Говорят, от одиночества сходят с ума. Но вот интересно, может ли сойти сума лишь треть разума? Причем та, которую изначально считали невменяемой?
Вот повезет мозговеду, которому попадется в руки Король. Ид, эго и супер-эго, разложенные в отдельные коробочки и чуть ли не перевязанные подарочными ленточками: изучай – не хочу!
Ха, Зангетсу сравнение точно бы польстило. Жаль, вряд ли будет шанс поделиться…

В том месте, куда Ичиго низверг своего Пустого, до занпакто – его единственного собеседника в невозможном, повернутом на бок мире – было уже не докричаться. Хотя потеря, в сущности, невелика: Зангетсу был слишком серьезен для пустой болтовни, и слишком благоразумен для провокаций.
Новое место обитания в плане обстановки радовало глаз ничуть не больше прежнего: абсолютно пустое помещение, вечно пребывающее в полумраке, с одним жалким грязным окошечком во внешний – внутренний - мир.

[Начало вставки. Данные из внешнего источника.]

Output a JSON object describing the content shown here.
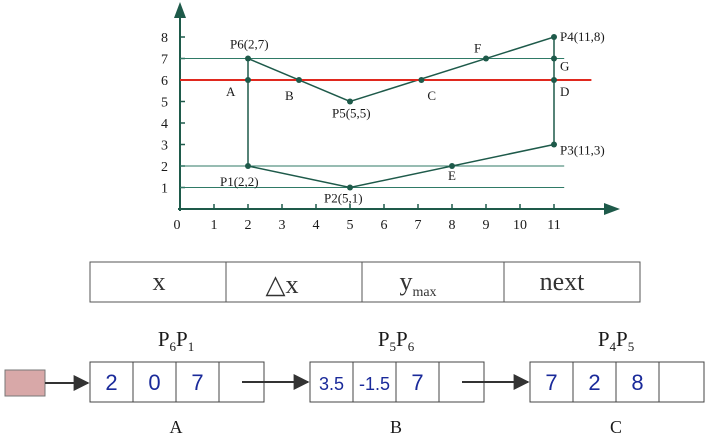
{
  "diagram": {
    "x_ticks": [
      "0",
      "1",
      "2",
      "3",
      "4",
      "5",
      "6",
      "7",
      "8",
      "9",
      "10",
      "11"
    ],
    "y_ticks": [
      "1",
      "2",
      "3",
      "4",
      "5",
      "6",
      "7",
      "8"
    ],
    "points": [
      {
        "id": "P1",
        "label": "P1(2,2)",
        "x": 2,
        "y": 2
      },
      {
        "id": "P2",
        "label": "P2(5,1)",
        "x": 5,
        "y": 1
      },
      {
        "id": "P3",
        "label": "P3(11,3)",
        "x": 11,
        "y": 3
      },
      {
        "id": "P4",
        "label": "P4(11,8)",
        "x": 11,
        "y": 8
      },
      {
        "id": "P5",
        "label": "P5(5,5)",
        "x": 5,
        "y": 5
      },
      {
        "id": "P6",
        "label": "P6(2,7)",
        "x": 2,
        "y": 7
      }
    ],
    "intersections": [
      {
        "label": "A",
        "x": 2,
        "y": 6
      },
      {
        "label": "B",
        "x": 3.5,
        "y": 6
      },
      {
        "label": "C",
        "x": 7.1,
        "y": 6
      },
      {
        "label": "D",
        "x": 11,
        "y": 6
      },
      {
        "label": "E",
        "x": 8,
        "y": 2
      },
      {
        "label": "F",
        "x": 9,
        "y": 7
      },
      {
        "label": "G",
        "x": 11,
        "y": 7
      }
    ],
    "scan_line_y": 6,
    "reference_lines_y": [
      1,
      2,
      7
    ],
    "colors": {
      "polygon": "#1e5a4a",
      "scan_line": "#e0281e",
      "reference": "#2f7a66",
      "axis": "#1e5a4a",
      "cell_text": "#1a2a9a",
      "head_pointer": "#d8a8a8"
    }
  },
  "header_table": {
    "cells": [
      "x",
      "△x",
      "y",
      "next"
    ],
    "ymax_sub": "max"
  },
  "list": {
    "nodes": [
      {
        "title": "P",
        "sub1": "6",
        "title2": "P",
        "sub2": "1",
        "values": [
          "2",
          "0",
          "7"
        ],
        "caption": "A"
      },
      {
        "title": "P",
        "sub1": "5",
        "title2": "P",
        "sub2": "6",
        "values": [
          "3.5",
          "-1.5",
          "7"
        ],
        "caption": "B"
      },
      {
        "title": "P",
        "sub1": "4",
        "title2": "P",
        "sub2": "5",
        "values": [
          "7",
          "2",
          "8"
        ],
        "caption": "C"
      }
    ]
  }
}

Неба оттуда видно не было, только матовую поверхность окна напротив.
Забавно, как, сидя на «поверхности», не замечаешь, сколько грязи скапливается внизу. А все этот дождь… Мутные следы от смоченной ливнями пыли искажали то немногое, что еще можно было разглядеть, и иногда до зуда в ладонях хотелось распахнуть окно и хоть чем-нибудь – рукой, рукавом ли – стереть их к чертовой матери! Но нельзя; все выходы заперты и запечатаны волей Короля, победившего своего Пустого, и теперь считавшего его неким усовершенствованным подобием батарейки на случай, когда начинает пахнуть жареным.
Но Хичиго был далек от того, чтобы признать поражение и покориться воле победителя. Он не давал забыть, что каждое обращение к своей «темной стороне» грозит вылиться в матч-реванш, исход которого далеко не так однозначен, как хотелось бы и.о. шинигами. И пусть его возможности напрямую влиять на Ичиго были заблокированы, тот все равно опасался подолгу пользоваться заемной силой, и спешил завершить поединки в самому себе установленный пятиминутный срок.

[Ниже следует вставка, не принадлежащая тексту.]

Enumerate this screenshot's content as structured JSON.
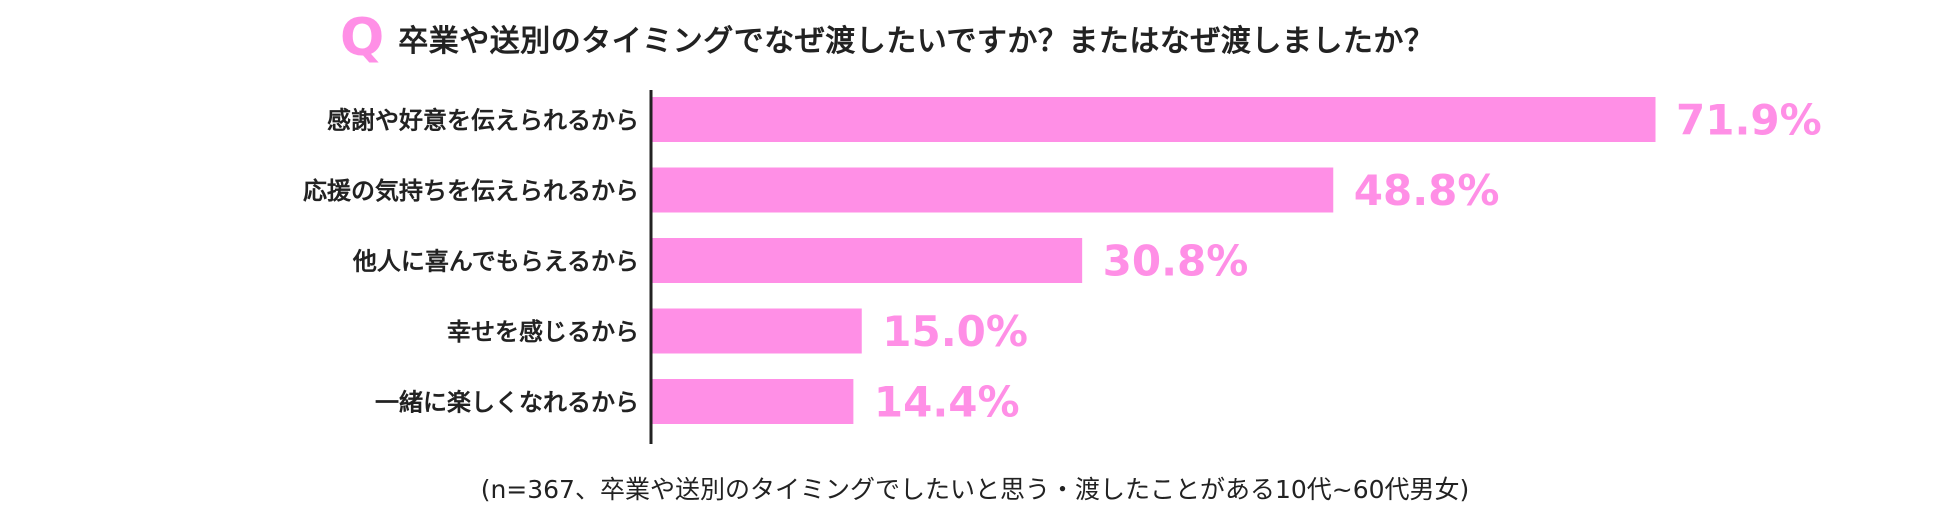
{
  "question": {
    "mark": "Q",
    "text": "卒業や送別のタイミングでなぜ渡したいですか？またはなぜ渡しましたか？"
  },
  "footnote": "(n=367、卒業や送別のタイミングでしたいと思う・渡したことがある10代~60代男女)",
  "colors": {
    "bar": "#ff8fe6",
    "value_label": "#ff8fe6",
    "axis": "#222222",
    "text": "#222222"
  },
  "chart_data": {
    "type": "bar",
    "orientation": "horizontal",
    "categories": [
      "感謝や好意を伝えられるから",
      "応援の気持ちを伝えられるから",
      "他人に喜んでもらえるから",
      "幸せを感じるから",
      "一緒に楽しくなれるから"
    ],
    "values": [
      71.9,
      48.8,
      30.8,
      15.0,
      14.4
    ],
    "value_labels": [
      "71.9%",
      "48.8%",
      "30.8%",
      "15.0%",
      "14.4%"
    ],
    "unit": "%",
    "xlim": [
      0,
      100
    ],
    "grid": false,
    "legend": "none"
  }
}
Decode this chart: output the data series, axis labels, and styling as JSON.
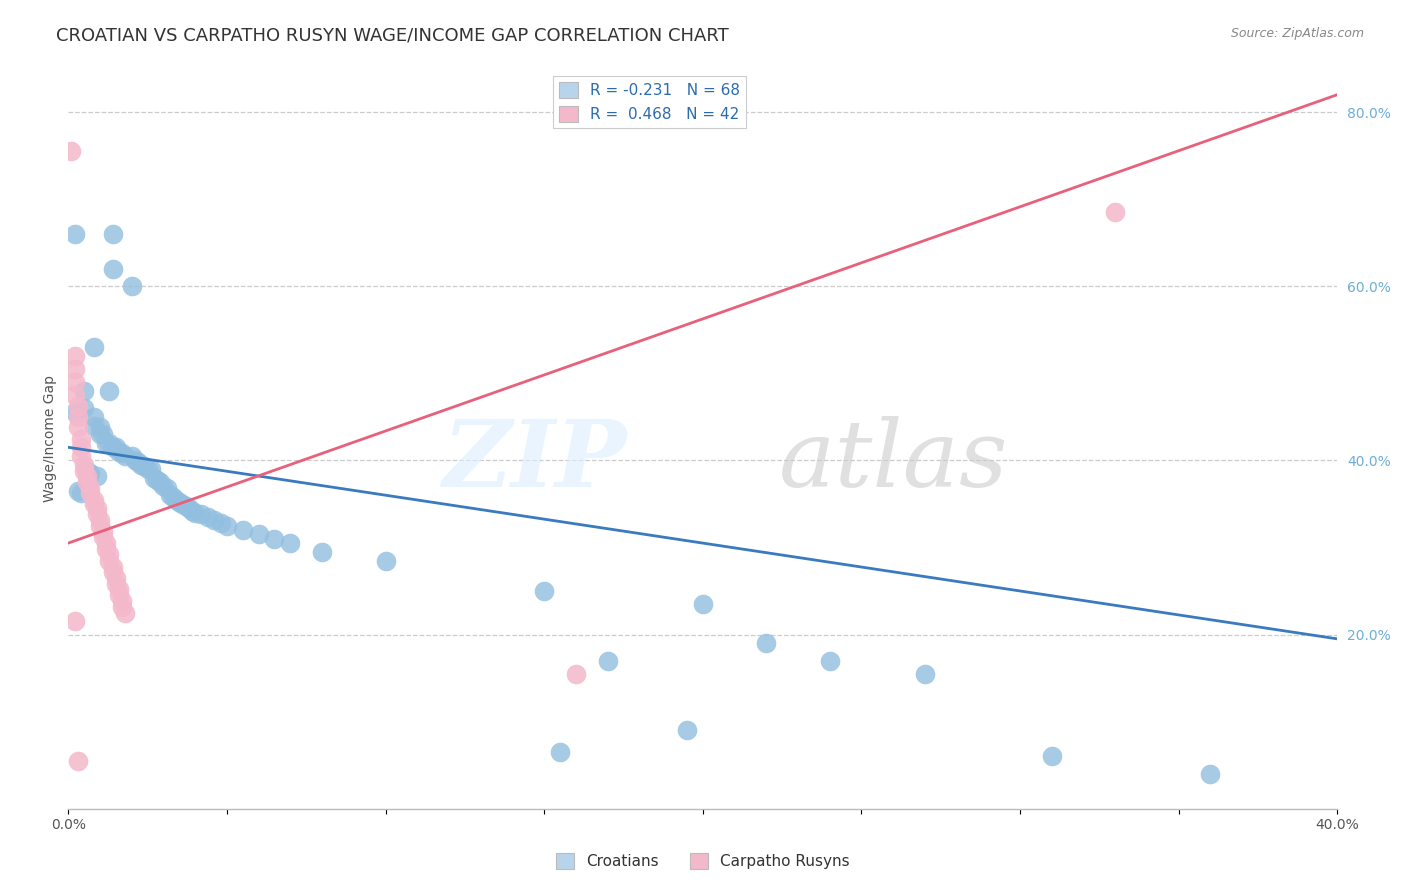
{
  "title": "CROATIAN VS CARPATHO RUSYN WAGE/INCOME GAP CORRELATION CHART",
  "source": "Source: ZipAtlas.com",
  "ylabel": "Wage/Income Gap",
  "xlim": [
    0.0,
    0.4
  ],
  "ylim": [
    0.0,
    0.85
  ],
  "xtick_positions": [
    0.0,
    0.05,
    0.1,
    0.15,
    0.2,
    0.25,
    0.3,
    0.35,
    0.4
  ],
  "xtick_labels": [
    "0.0%",
    "",
    "",
    "",
    "",
    "",
    "",
    "",
    "40.0%"
  ],
  "yticks_right": [
    0.2,
    0.4,
    0.6,
    0.8
  ],
  "ytick_labels_right": [
    "20.0%",
    "40.0%",
    "60.0%",
    "80.0%"
  ],
  "grid_yticks": [
    0.2,
    0.4,
    0.6,
    0.8
  ],
  "croatians_scatter": [
    [
      0.002,
      0.66
    ],
    [
      0.014,
      0.66
    ],
    [
      0.014,
      0.62
    ],
    [
      0.02,
      0.6
    ],
    [
      0.008,
      0.53
    ],
    [
      0.013,
      0.48
    ],
    [
      0.005,
      0.48
    ],
    [
      0.005,
      0.46
    ],
    [
      0.002,
      0.455
    ],
    [
      0.008,
      0.45
    ],
    [
      0.008,
      0.44
    ],
    [
      0.01,
      0.438
    ],
    [
      0.01,
      0.43
    ],
    [
      0.011,
      0.43
    ],
    [
      0.012,
      0.42
    ],
    [
      0.013,
      0.42
    ],
    [
      0.014,
      0.415
    ],
    [
      0.015,
      0.415
    ],
    [
      0.016,
      0.41
    ],
    [
      0.017,
      0.408
    ],
    [
      0.018,
      0.405
    ],
    [
      0.02,
      0.405
    ],
    [
      0.021,
      0.4
    ],
    [
      0.022,
      0.398
    ],
    [
      0.023,
      0.395
    ],
    [
      0.024,
      0.393
    ],
    [
      0.025,
      0.39
    ],
    [
      0.026,
      0.39
    ],
    [
      0.006,
      0.388
    ],
    [
      0.007,
      0.385
    ],
    [
      0.009,
      0.382
    ],
    [
      0.027,
      0.38
    ],
    [
      0.028,
      0.378
    ],
    [
      0.029,
      0.375
    ],
    [
      0.03,
      0.37
    ],
    [
      0.031,
      0.368
    ],
    [
      0.003,
      0.365
    ],
    [
      0.004,
      0.362
    ],
    [
      0.032,
      0.36
    ],
    [
      0.033,
      0.358
    ],
    [
      0.034,
      0.355
    ],
    [
      0.035,
      0.352
    ],
    [
      0.036,
      0.35
    ],
    [
      0.037,
      0.348
    ],
    [
      0.038,
      0.345
    ],
    [
      0.039,
      0.342
    ],
    [
      0.04,
      0.34
    ],
    [
      0.042,
      0.338
    ],
    [
      0.044,
      0.335
    ],
    [
      0.046,
      0.332
    ],
    [
      0.048,
      0.328
    ],
    [
      0.05,
      0.325
    ],
    [
      0.055,
      0.32
    ],
    [
      0.06,
      0.315
    ],
    [
      0.065,
      0.31
    ],
    [
      0.07,
      0.305
    ],
    [
      0.08,
      0.295
    ],
    [
      0.1,
      0.285
    ],
    [
      0.15,
      0.25
    ],
    [
      0.2,
      0.235
    ],
    [
      0.17,
      0.17
    ],
    [
      0.22,
      0.19
    ],
    [
      0.24,
      0.17
    ],
    [
      0.27,
      0.155
    ],
    [
      0.155,
      0.065
    ],
    [
      0.195,
      0.09
    ],
    [
      0.31,
      0.06
    ],
    [
      0.36,
      0.04
    ]
  ],
  "rusyn_scatter": [
    [
      0.001,
      0.755
    ],
    [
      0.002,
      0.52
    ],
    [
      0.002,
      0.505
    ],
    [
      0.002,
      0.49
    ],
    [
      0.002,
      0.475
    ],
    [
      0.003,
      0.462
    ],
    [
      0.003,
      0.45
    ],
    [
      0.003,
      0.438
    ],
    [
      0.004,
      0.425
    ],
    [
      0.004,
      0.415
    ],
    [
      0.004,
      0.405
    ],
    [
      0.005,
      0.395
    ],
    [
      0.005,
      0.388
    ],
    [
      0.006,
      0.382
    ],
    [
      0.006,
      0.375
    ],
    [
      0.007,
      0.368
    ],
    [
      0.007,
      0.362
    ],
    [
      0.008,
      0.355
    ],
    [
      0.008,
      0.35
    ],
    [
      0.009,
      0.345
    ],
    [
      0.009,
      0.338
    ],
    [
      0.01,
      0.332
    ],
    [
      0.01,
      0.325
    ],
    [
      0.011,
      0.318
    ],
    [
      0.011,
      0.312
    ],
    [
      0.012,
      0.305
    ],
    [
      0.012,
      0.298
    ],
    [
      0.013,
      0.292
    ],
    [
      0.013,
      0.285
    ],
    [
      0.014,
      0.278
    ],
    [
      0.014,
      0.272
    ],
    [
      0.015,
      0.265
    ],
    [
      0.015,
      0.258
    ],
    [
      0.016,
      0.252
    ],
    [
      0.016,
      0.245
    ],
    [
      0.017,
      0.238
    ],
    [
      0.017,
      0.232
    ],
    [
      0.018,
      0.225
    ],
    [
      0.002,
      0.215
    ],
    [
      0.003,
      0.055
    ],
    [
      0.33,
      0.685
    ],
    [
      0.16,
      0.155
    ]
  ],
  "croatian_line": {
    "x": [
      0.0,
      0.4
    ],
    "y": [
      0.415,
      0.195
    ]
  },
  "rusyn_line": {
    "x": [
      0.0,
      0.4
    ],
    "y": [
      0.305,
      0.82
    ]
  },
  "croatian_color": "#92bfdf",
  "rusyn_color": "#f4b8cb",
  "croatian_line_color": "#3a7abf",
  "rusyn_line_color": "#e8607a",
  "legend_box_croatian": "#b8d4ec",
  "legend_box_rusyn": "#f4b8cb",
  "background_color": "#ffffff",
  "grid_color": "#cccccc",
  "title_fontsize": 13,
  "axis_label_fontsize": 10,
  "tick_fontsize": 10,
  "legend_r_n_1": "R = -0.231   N = 68",
  "legend_r_n_2": "R =  0.468   N = 42",
  "bottom_legend_croatians": "Croatians",
  "bottom_legend_rusyns": "Carpatho Rusyns"
}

Однако эти уколы подспудного беспокойства, которыми Пустой награждал своего Короля каждый раз, когда тот хотя бы подумывал о том, чтобы призвать белую маску с красными полосами, были всего лишь дымовой завесой, скрывающей истинную атаку.
Хичиго усмехнулся, отворачиваясь от мутного стекла, и без колебаний направился в самую темную часть своей почти безграничной тюрьмы.

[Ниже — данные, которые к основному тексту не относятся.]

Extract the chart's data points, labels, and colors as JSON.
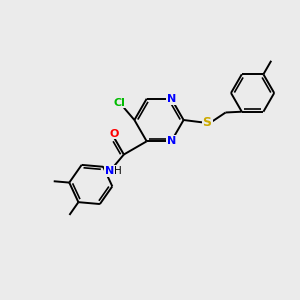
{
  "background_color": "#ebebeb",
  "atom_colors": {
    "C": "#000000",
    "N": "#0000ff",
    "O": "#ff0000",
    "S": "#ccaa00",
    "Cl": "#00bb00",
    "H": "#000000"
  },
  "bond_color": "#000000",
  "figsize": [
    3.0,
    3.0
  ],
  "dpi": 100,
  "lw": 1.4,
  "ring_r": 0.72
}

Отправив его вниз, туда, откуда он когда-то давно выполз, Ичиго совершил, возможно, свою самую большую ошибку. Сон разума рождает чудовищ? Забавно, когда иносказательную фразу можно применить к ситуации буквально.
Пустой, будучи порождением разума своего шинигами, обладал всеми знаниями и чертами, присущими Королю. А в самой темной части души хранится все то, что люди стесняются признавать в самих себе - коварство, вероломство, гордыня, жестокость и вера в собственное превосходство над всеми остальными… Когда Хичиго обзывал своего противника слабаком, он никогда не имел в виду, что тот боится во всей полноте использовать свою силу. О нет, Пустого всегда забавляло, как упорно шинигами старается избегать любого курса действий, кроме самого прямого, и сознательно ограничивает себя в средствах достижения цели, руководствуясь «честью» и «благородством».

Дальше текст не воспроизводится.